Die beiden Schiffe passierten uns in Lee und blieben außerhalb der Rufweite, doch der Kapitän konnte ihre Namen mit dem Fernrohr auf den Hecks entziffern: Es waren die Helen Mar aus New York und die Brigg Mermaid aus Boston. Beide steuerten westwärts – zurück in unser ‚geliebtes Heimatland‘.
Donnerstag, 21. August
An diesem Morgen ging die Sonne strahlend auf, der Wind stand günstig, und alles wirkte freundlich und einladend. Ich hatte mich inzwischen etwas an das Leben auf See gewöhnt und begann, meine regelmäßigen Pflichten zu übernehmen. Gegen sechs Glasen, also um drei Uhr nachmittags, sichteten wir an unserer Backbordseite ein Segel. Wie jeder Neuling an Bord war ich gespannt darauf, das fremde Schiff anzusprechen.

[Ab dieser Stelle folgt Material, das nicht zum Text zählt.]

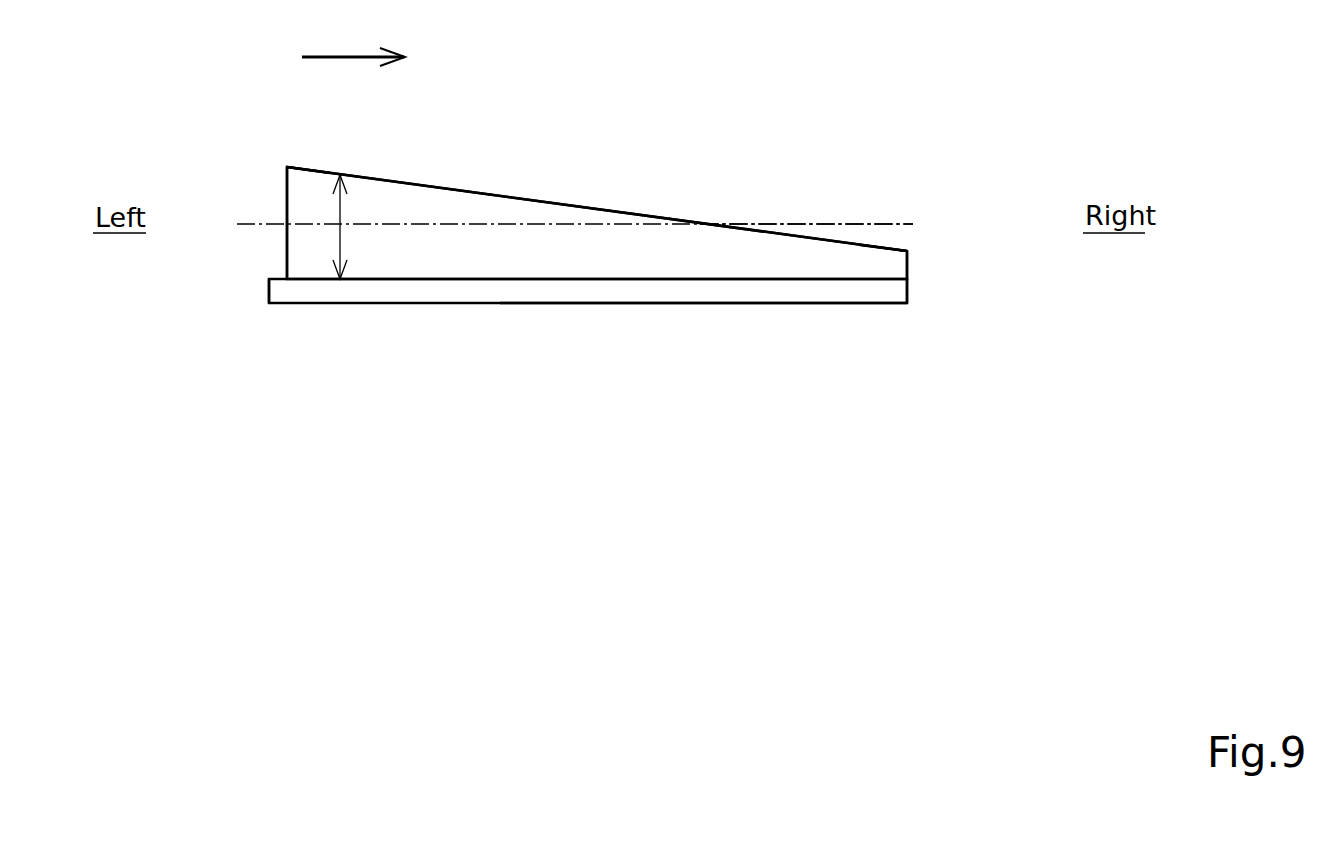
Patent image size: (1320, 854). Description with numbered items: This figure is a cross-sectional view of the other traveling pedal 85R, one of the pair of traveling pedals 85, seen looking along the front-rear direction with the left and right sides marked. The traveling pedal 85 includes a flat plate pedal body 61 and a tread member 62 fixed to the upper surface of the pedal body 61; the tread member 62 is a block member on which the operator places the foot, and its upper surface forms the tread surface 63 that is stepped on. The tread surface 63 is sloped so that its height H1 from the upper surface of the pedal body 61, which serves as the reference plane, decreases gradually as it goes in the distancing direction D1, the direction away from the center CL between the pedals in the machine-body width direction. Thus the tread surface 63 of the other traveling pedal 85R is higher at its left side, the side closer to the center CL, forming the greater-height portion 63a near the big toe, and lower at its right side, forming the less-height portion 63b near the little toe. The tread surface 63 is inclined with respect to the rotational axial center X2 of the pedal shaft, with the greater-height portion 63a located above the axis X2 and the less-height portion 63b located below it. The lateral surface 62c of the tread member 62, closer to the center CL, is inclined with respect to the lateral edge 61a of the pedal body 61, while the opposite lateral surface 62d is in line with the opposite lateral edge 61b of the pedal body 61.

Es kam näher, setzte das Großmarssegel back, und beide Schiffe lagen Bug an Bug, sich verneigend und aufbäumend wie zwei Kriegspferde, die von ihren Reitern im Zaum gehalten werden. Es war das erste Schiff, das ich aus nächster Nähe sah, und ich war überrascht, wie sehr es sich in der ruhigen See auf und ab bewegte. Der Bug tauchte tief ins Wasser ein, dann sank das Heck, während der massive Vordersteven aufstieg und das glänzende Kupfer zum Vorschein kam. Heck und Stevenhaken triefen vor Wasser, als wären sie die von Salzwasser durchtränkten Locken des alten Neptun.
Auf den Decks drängten sich Passagiere, die beim Ruf „Segel in Sicht!“ heraufgekommen waren. Ihren Kleidern und Gesichtszügen nach zu urteilen, waren es Schweizer und französische Auswanderer. Zunächst rief man uns auf Französisch an, erhielt jedoch keine Antwort, und versuchte es dann auf Englisch. Es war das Schiff La Carolina, von Havre nach New York unterwegs. Wir baten sie, die Brigg Pilgrim aus Boston mit Ziel Nordwestküste Amerikas zu melden, fünf Tage auf See. Danach setzten sie ihre Fahrt fort und ließen uns zurück, unser endloses Meer weiter zu durchpflügen.
Der Tag endete angenehm; wir hatten nun beständiges, mildes Wetter und glitten in den gewohnten Rhythmus des Bordlebens hinein – unterbrochen nur von einem Sturm, einem vorbeiziehenden Schiff oder dem ersehnten Anblick von Land.